Miller et al. "Cognitive model discovery via disentangled RNNs." NeurIPS. 2023.

Valente et al. "Extracting computational mechanisms from neural data using low-rank RNNs." NeurIPS. 2022.

最终决定

This paper proposes a biologically grounded multi-region model of the hippocampus and entorhinal cortex integrated with cortical action selection to explain spatially embedded decision-making. It systematically compares circuit architectures using variants of the Vector-HaSH model and generates testable predictions about conjunctive grid cell coding of position and evidence. The authors apply their models to the accumulating towers task and show that a specific architecture, M5, reproduces neural and behavioral patterns observed in experimental studies.

The strengths of the paper lie in its neuroscientific motivation, strong alignment with experimental data, and comprehensive exploration of alternative circuit mechanisms.
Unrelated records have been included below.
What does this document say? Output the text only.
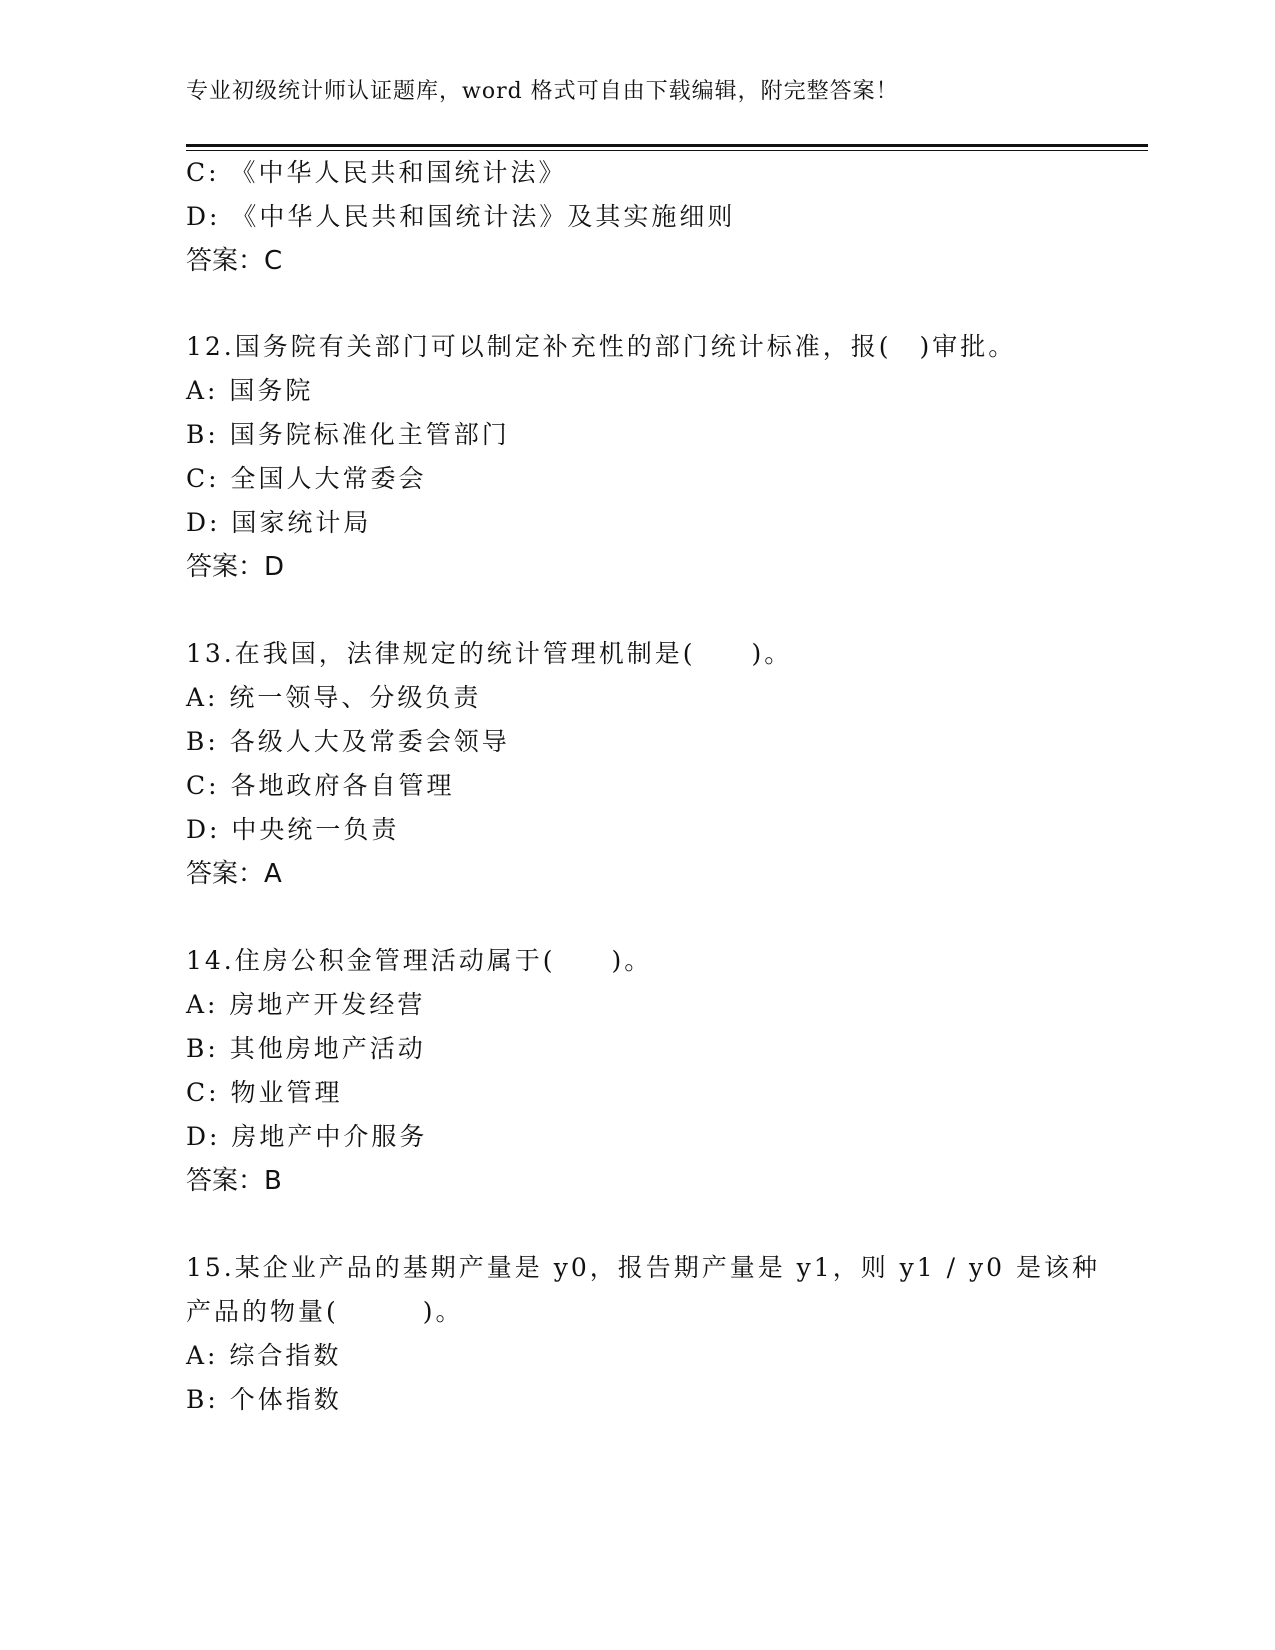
专业初级统计师认证题库，word 格式可自由下载编辑，附完整答案！
C: 《中华人民共和国统计法》
D: 《中华人民共和国统计法》及其实施细则
答案：C
12.国务院有关部门可以制定补充性的部门统计标准，报(　)审批。
A: 国务院
B: 国务院标准化主管部门
C: 全国人大常委会
D: 国家统计局
答案：D
13.在我国，法律规定的统计管理机制是(　　)。
A: 统一领导、分级负责
B: 各级人大及常委会领导
C: 各地政府各自管理
D: 中央统一负责
答案：A
14.住房公积金管理活动属于(　　)。
A: 房地产开发经营
B: 其他房地产活动
C: 物业管理
D: 房地产中介服务
答案：B
15.某企业产品的基期产量是 y0，报告期产量是 y1，则 y1 / y0 是该种
产品的物量(　　　)。
A: 综合指数
B: 个体指数
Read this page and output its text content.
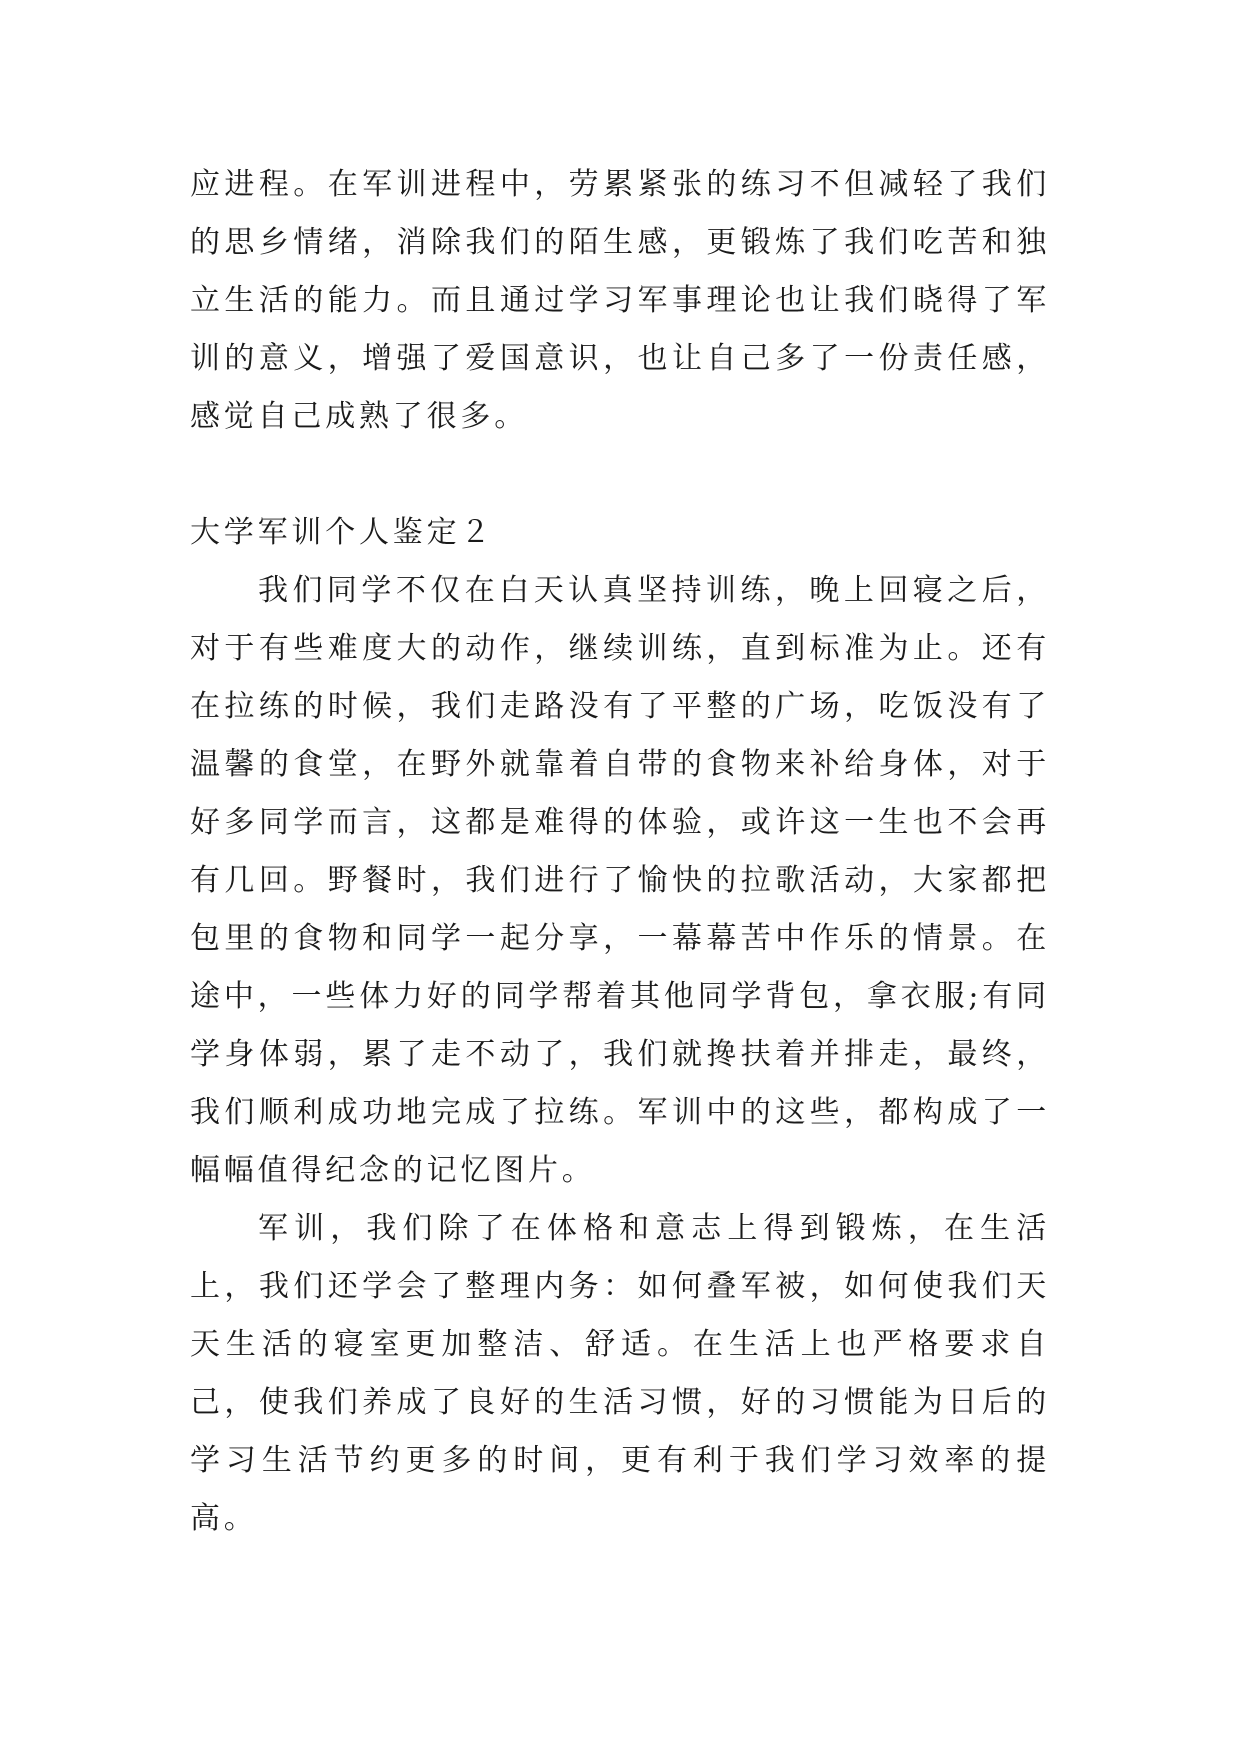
应进程。在军训进程中，劳累紧张的练习不但减轻了我们的思乡情绪，消除我们的陌生感，更锻炼了我们吃苦和独立生活的能力。而且通过学习军事理论也让我们晓得了军训的意义，增强了爱国意识，也让自己多了一份责任感，感觉自己成熟了很多。

大学军训个人鉴定２

我们同学不仅在白天认真坚持训练，晚上回寝之后，对于有些难度大的动作，继续训练，直到标准为止。还有在拉练的时候，我们走路没有了平整的广场，吃饭没有了温馨的食堂，在野外就靠着自带的食物来补给身体，对于好多同学而言，这都是难得的体验，或许这一生也不会再有几回。野餐时，我们进行了愉快的拉歌活动，大家都把包里的食物和同学一起分享，一幕幕苦中作乐的情景。在途中，一些体力好的同学帮着其他同学背包，拿衣服;有同学身体弱，累了走不动了，我们就搀扶着并排走，最终，我们顺利成功地完成了拉练。军训中的这些，都构成了一幅幅值得纪念的记忆图片。

军训，我们除了在体格和意志上得到锻炼，在生活上，我们还学会了整理内务：如何叠军被，如何使我们天天生活的寝室更加整洁、舒适。在生活上也严格要求自己，使我们养成了良好的生活习惯，好的习惯能为日后的学习生活节约更多的时间，更有利于我们学习效率的提高。
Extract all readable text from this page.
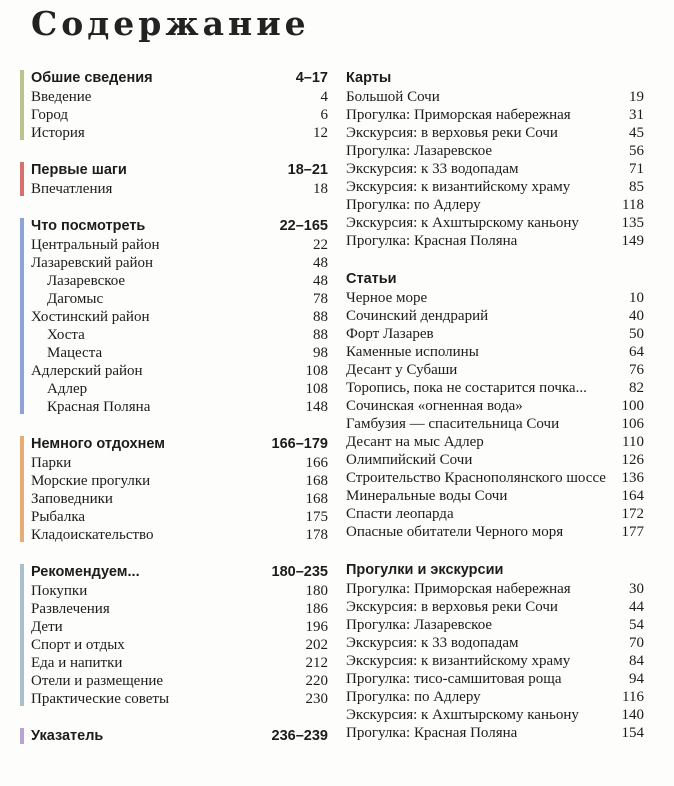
Содержание
Обшие сведения	4–17
Введение	4
Город	6
История	12
Первые шаги	18–21
Впечатления	18
Что посмотреть	22–165
Центральный район	22
Лазаревский район	48
Лазаревское	48
Дагомыс	78
Хостинский район	88
Хоста	88
Мацеста	98
Адлерский район	108
Адлер	108
Красная Поляна	148
Немного отдохнем	166–179
Парки	166
Морские прогулки	168
Заповедники	168
Рыбалка	175
Кладоискательство	178
Рекомендуем...	180–235
Покупки	180
Развлечения	186
Дети	196
Спорт и отдых	202
Еда и напитки	212
Отели и размещение	220
Практические советы	230
Указатель	236–239
Карты
Большой Сочи	19
Прогулка: Приморская набережная	31
Экскурсия: в верховья реки Сочи	45
Прогулка: Лазаревское	56
Экскурсия: к 33 водопадам	71
Экскурсия: к византийскому храму	85
Прогулка: по Адлеру	118
Экскурсия: к Ахштырскому каньону	135
Прогулка: Красная Поляна	149
Статьи
Черное море	10
Сочинский дендрарий	40
Форт Лазарев	50
Каменные исполины	64
Десант у Субаши	76
Торопись, пока не состарится почка...	82
Сочинская «огненная вода»	100
Гамбузия — спасительница Сочи	106
Десант на мыс Адлер	110
Олимпийский Сочи	126
Строительство Краснополянского шоссе 136
Минеральные воды Сочи	164
Спасти леопарда	172
Опасные обитатели Черного моря	177
Прогулки и экскурсии
Прогулка: Приморская набережная	30
Экскурсия: в верховья реки Сочи	44
Прогулка: Лазаревское	54
Экскурсия: к 33 водопадам	70
Экскурсия: к византийскому храму	84
Прогулка: тисо-самшитовая роща	94
Прогулка: по Адлеру	116
Экскурсия: к Ахштырскому каньону	140
Прогулка: Красная Поляна	154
The authors provide ablations across multiple structured models, quantify neural representations, and respond thoroughly to reviewer concerns—especially regarding mutual information comparisons, parameter counts, and visualization quality. The commitment to code release and detailed clarifications in the rebuttal further demonstrate the authors’ thoughtfulness and rigor.

One reviewer expressed concerns over limited methodological novelty and interpretability of heatmaps, but these are addressed by explaining the adaptation of Vector-HaSH and adding smoothing analyses in the appendix. While the model does not outperform baseline RNNs on complex AI benchmarks, its purpose is hypothesis-driven modeling of biologically plausible decision-making circuits.

Given the paper's careful design, robust empirical evidence, biological relevance, and constructive engagement with reviewer feedback, I recommend acceptance.